Беспокоить нас вправе лишь такие будущие беды, которые достоверны и для которых точно так же достоверно время их наступления. А это бывает лишь в очень редких случаях, ибо беды бывают либо просто возможными, самое большое – вероятными, либо они, правда, достоверны, но совершенно недостоверен срок их появления. Если теперь мы подпадаем под влияние этих двух разрядов бедствий, то мы не будем больше иметь ни одной спокойной минуты. Таким образом, чтобы не жертвовать покоем нашей жизни из-за недостоверных или неопределенных по времени бед, у нас должна образоваться привычка на первые смотреть, как если их никогда и не будет, а относительно последних думать, что они, наверное, постигнут нас не так уж скоро.
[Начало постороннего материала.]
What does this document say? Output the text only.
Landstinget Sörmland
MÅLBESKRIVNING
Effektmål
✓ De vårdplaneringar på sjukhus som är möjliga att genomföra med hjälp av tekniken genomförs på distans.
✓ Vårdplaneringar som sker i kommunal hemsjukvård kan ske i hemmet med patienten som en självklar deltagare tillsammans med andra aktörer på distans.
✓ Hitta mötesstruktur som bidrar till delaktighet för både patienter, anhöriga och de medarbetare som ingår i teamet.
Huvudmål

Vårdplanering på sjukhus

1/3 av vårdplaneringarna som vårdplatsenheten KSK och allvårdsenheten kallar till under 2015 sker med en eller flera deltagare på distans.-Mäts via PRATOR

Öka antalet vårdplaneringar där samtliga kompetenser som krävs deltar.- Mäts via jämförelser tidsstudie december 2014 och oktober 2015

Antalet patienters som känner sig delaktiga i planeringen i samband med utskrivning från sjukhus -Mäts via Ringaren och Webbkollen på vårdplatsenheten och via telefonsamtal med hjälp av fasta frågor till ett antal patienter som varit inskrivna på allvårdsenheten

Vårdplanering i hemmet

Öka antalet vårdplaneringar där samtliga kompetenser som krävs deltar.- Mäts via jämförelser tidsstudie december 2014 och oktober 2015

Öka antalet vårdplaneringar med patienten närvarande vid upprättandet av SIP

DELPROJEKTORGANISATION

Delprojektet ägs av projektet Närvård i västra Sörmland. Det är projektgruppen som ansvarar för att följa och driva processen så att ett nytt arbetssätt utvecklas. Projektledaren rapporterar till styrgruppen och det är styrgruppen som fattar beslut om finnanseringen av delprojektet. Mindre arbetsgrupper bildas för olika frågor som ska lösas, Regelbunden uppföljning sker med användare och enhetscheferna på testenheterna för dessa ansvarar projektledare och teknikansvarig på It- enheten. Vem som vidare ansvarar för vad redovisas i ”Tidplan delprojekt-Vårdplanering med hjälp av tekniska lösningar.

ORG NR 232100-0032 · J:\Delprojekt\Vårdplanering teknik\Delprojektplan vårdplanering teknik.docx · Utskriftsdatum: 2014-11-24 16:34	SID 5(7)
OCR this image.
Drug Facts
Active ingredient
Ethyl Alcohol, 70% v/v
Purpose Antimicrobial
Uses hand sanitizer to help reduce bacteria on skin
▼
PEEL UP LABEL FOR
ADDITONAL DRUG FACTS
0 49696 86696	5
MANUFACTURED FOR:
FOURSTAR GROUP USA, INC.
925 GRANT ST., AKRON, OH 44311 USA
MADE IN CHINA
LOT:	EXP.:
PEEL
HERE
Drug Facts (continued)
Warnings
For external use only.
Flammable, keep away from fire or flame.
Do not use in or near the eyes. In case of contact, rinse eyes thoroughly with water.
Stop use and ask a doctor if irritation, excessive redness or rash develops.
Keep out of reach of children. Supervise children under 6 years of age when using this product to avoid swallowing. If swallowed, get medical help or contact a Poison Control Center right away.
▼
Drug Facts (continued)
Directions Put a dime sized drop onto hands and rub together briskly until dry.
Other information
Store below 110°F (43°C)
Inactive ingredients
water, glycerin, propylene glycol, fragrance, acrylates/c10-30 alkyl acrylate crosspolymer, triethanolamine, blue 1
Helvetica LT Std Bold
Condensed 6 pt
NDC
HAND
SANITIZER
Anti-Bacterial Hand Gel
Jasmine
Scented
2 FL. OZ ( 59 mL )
Но с другой стороны, чем меньше тревожится человек опасениями, тем больше беспокоят его желания, страсти и притязания. Столь популярная песня Гёте «Ich hab’ mein Sach auf nichts gestellt»[128 - «Я сделал ставку на ничто» (нем.).] выражает, собственно, что лишь тогда, когда мы принуждены отказаться от всех возможных требований и ограничиться простым, голым существованием, получаем мы в удел то душевное спокойствие, которое служит основой человеческого счастья, так как оно необходимо, чтобы находить вкус в наличной действительности и, следовательно, во всей жизни. Для той же самой цели мы должны бы всегда помнить, что сегодняшний день приходит лишь однажды и никогда не возвращается. Мы же мним, будто он повторится завтра, однако завтра – уже другой день, тоже бывающий лишь однажды. Мы забываем, что всякий день – нераздельная, а потому и незаменимая часть жизни: мы полагаем, напротив, что отношение его к последней таково же, как отношение отдельных индивидуумов к охватывающему их общему понятию. Равным образом мы стали бы больше ценить настоящее и лучше им пользоваться, если бы в дни благополучия и здоровья всегда сознавали, что в черный день болезни или горя воспоминание рисует нам во всяком свободном от страданий и лишений часе бесконечно завидное состояние, потерянный рай, неузнанного друга. Но мы переживаем наши лучшие дни, не замечая их: нам хочется вернуть их лишь тогда, когда наступает время скорби. Тысячи светлых, приятных часов пропускаем мы даром мимо себя с удрученным видом, чтобы впоследствии в трудные минуты вздыхать о них в напрасной тоске. Вместо того мы должны бы всякую сносную действительность, даже повседневную, которую мы теперь пропускаем мимо с таким равнодушием, а пожалуй, даже еще и подталкиваем нетерпеливо, мы должны бы принимать ее с честью, всегда памятуя, что она именно теперь переселяется в тот апофеоз прошлого, где впредь будет сохраняться памятью, озаренная светом вечности, чтобы потом, когда воспоминание, особенно в трудные минуты, поднимает над ней занавес, предстать в качестве предмета нашей сердечной тоски.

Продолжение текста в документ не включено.